BLACK SWANS
The highly expected not happening is also a Black Swan.
Nassim Nicholas Taleb
Look into your own history –
exile from family, friends, country,
betrayed by those you placed your faith in,
always living at the margins.
Yet nothing, yes nothing in your past
pointed to the unfurling of the present.
What has been, what might have been
two fractured landmasses drifting in time
acquiring individual perspectives;
not parallel lines meeting in infinity.
You wander down lanes of lives never lived,
reconciling what might have been with reality.
Is there free will? You ask as you sink
failing to swim against the tide; knowing
only dead fish swim with the stream.
Immense possibilities only appear
to be evenly distributed; not knowing the odds
we take risks, act against the gods.
There is no way of knowing what we don’t know.
No way of protecting us against uncertainty.
We build theories like terracotta armies
fallible guesses from fragmentary information,
success or failure being always retrospective.
Our limitations echo in memory
rearing up in dreams of the seemingly impossible,
our own lives, elegant black swans, in full flight….
[author's note: in his book, The Black Swan, Nassim Nicholas Taleb refers to an event
with rarity, extreme impact, and retrospective predictability as a Black
Swan. According to him, “a small number of Black Swans explain almost
everything in our world, from the success of ideas and religions, to the
dynamics of historical events, to elements of our own personal lives.”]
RELATIONSHIPS
Your first breath a wild peacock-cry
your clear protest at entering our world;
The umbilical cord severed,
nurse confirmed a perfect daughter.
Happiness overflowed my milk dried up.
A woman’s life is hard; how am I to protect you?

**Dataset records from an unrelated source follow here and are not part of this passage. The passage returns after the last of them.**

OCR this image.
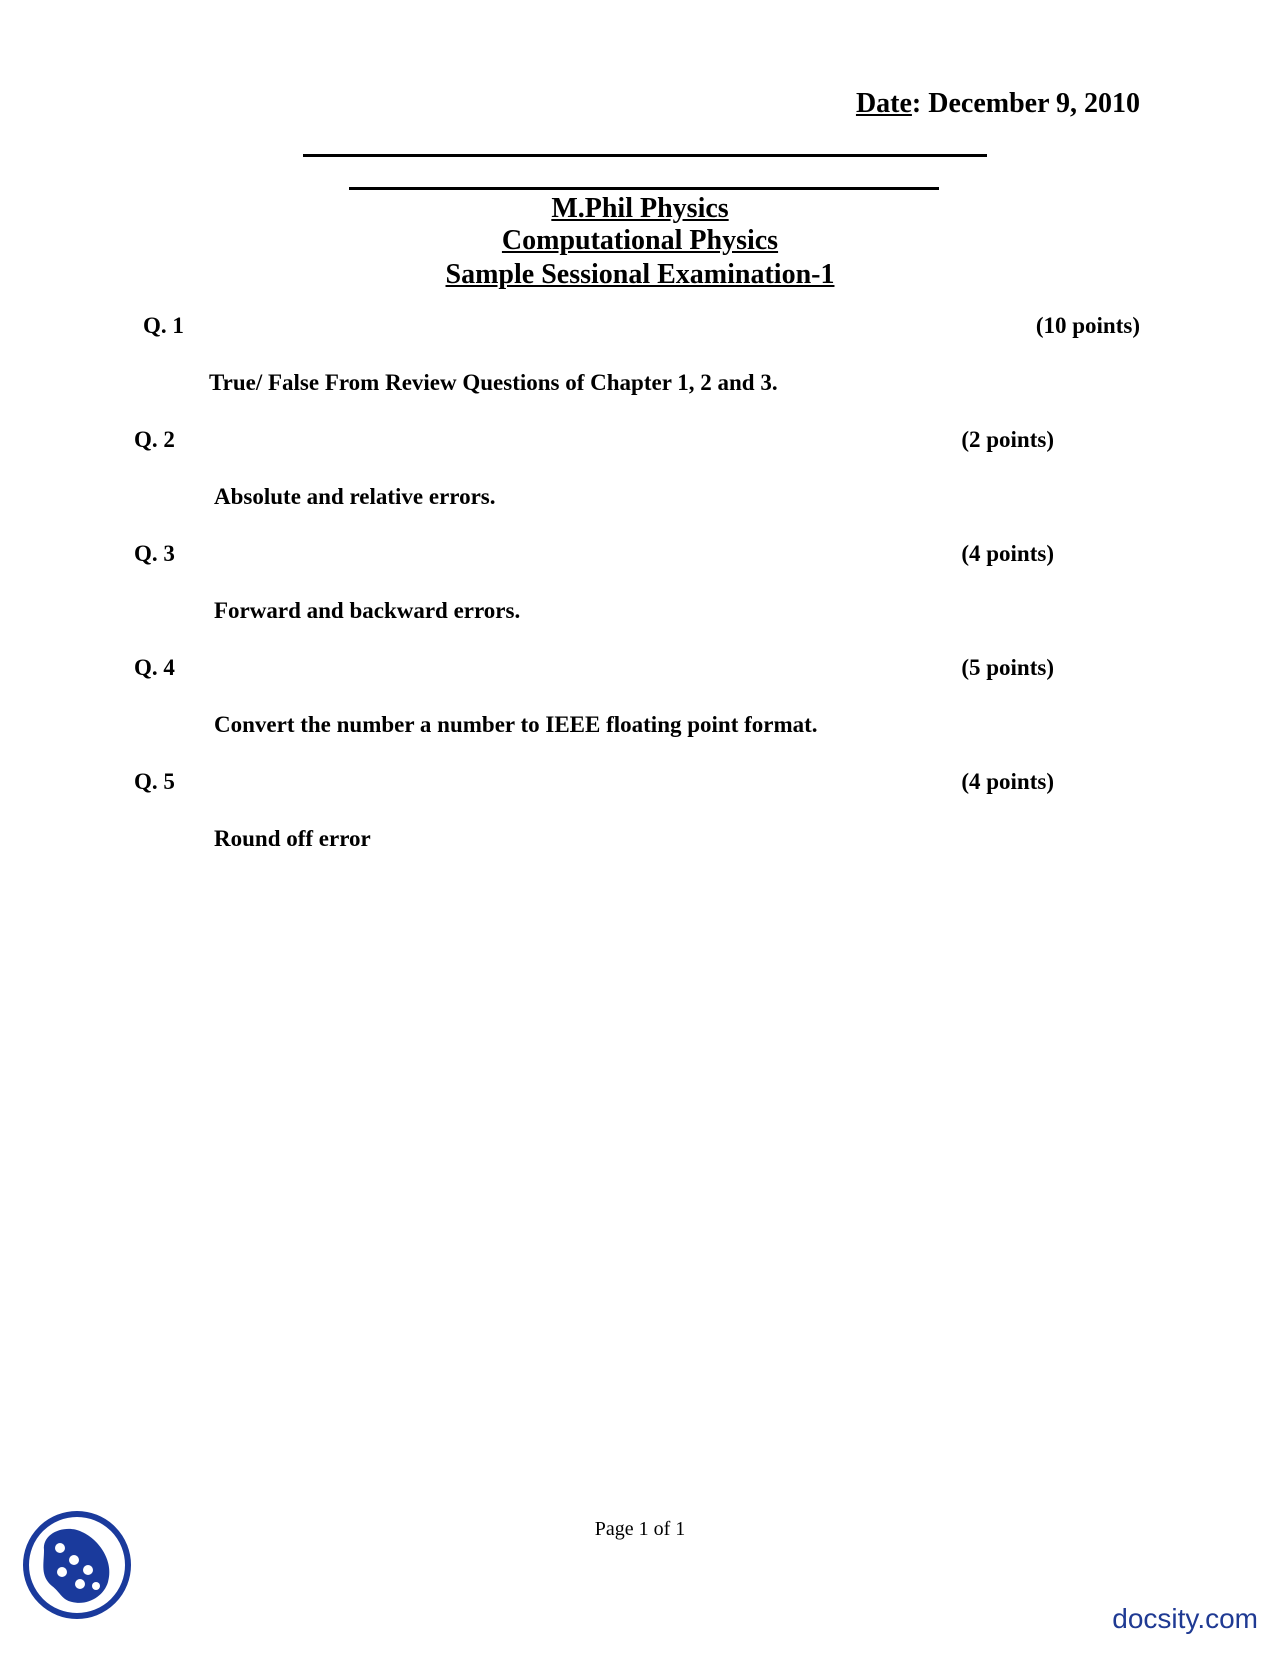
Date: December 9, 2010
M.Phil Physics
Computational Physics
Sample Sessional Examination-1
Q. 1	(10 points)
True/ False From Review Questions of Chapter 1, 2 and 3.
Q. 2	(2 points)
Absolute and relative errors.
Q. 3	(4 points)
Forward and backward errors.
Q. 4	(5 points)
Convert the number a number to IEEE floating point format.
Q. 5	(4 points)
Round off error
Page 1 of 1
docsity.com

The curl of your lips, eyebrows all mine,
the sickle cells in our blood our shared DNA;
Shrine of your immaculate body entrusted in my hands.
This the moment of renunciation,
remembering women in whose footsteps we walk –
Mother grandmother great-grandmother,
linking us all the way back through Time;
Celebrating the journey, memories of places
traveled together, apart shared –
Mother, daughter flowing from glacier
head of soul mountain to a drop in the ocean.
Tree of life leaves waving in the sun.
You tug me back peering into my eyes,
we contemplate each other ancient enemies, best friends.
I barely blinked, yet fifty years have flown.
No need to explain the chain is now broken.
You have so much to give! You stand there alone
free, ready for flight, not frozen in fear,
trapped in relationships.
WHAT TIMES ARE THESE?
What times are these that darken our horizon,
blur our view of what it means to be human?
What tides are these whose
rising waters of me keep drowning us?
What kind of people advertising
alchemy turn gold to lead and nectar to poison?
What future do we create for our children
if hope, justice, beauty and truth are forgotten?
To see nothing, hear nothing, say nothing,
do nothing turns you into a good-for-nothing.
Ignorance is not easily overcome,
though it rises to the surface like scum.
What times are these where each action
is a transaction?
People, nations, nature – the universe
is in a state of flux redefining us.
Those who believe know how to dream,
keep faith in things unseen.
The quality of darkness is how it lets us see.
Bionote
Shanta Acharya was born in India; she won a scholarship to Oxford, where
she completed her doctoral thesis in English before going to Harvard as
a Visiting Scholar. Her study, The Influence of Indian Thought on Ralph
Waldo Emerson, was published in the USA in 2001. The author of nine
books, her latest poetry collection is Dreams That Spell The Light (Arc
Publications, UK; 2010). Her poems, articles and reviews have appeared
in major publications in the UK, USA, and India. She is the founder
director of Poetry in the House, Lauderdale House in London, where she
has been hosting monthly poetry events since 1996. She was elected to
the Board of Trustees of the Poetry Society, UK, in 2011.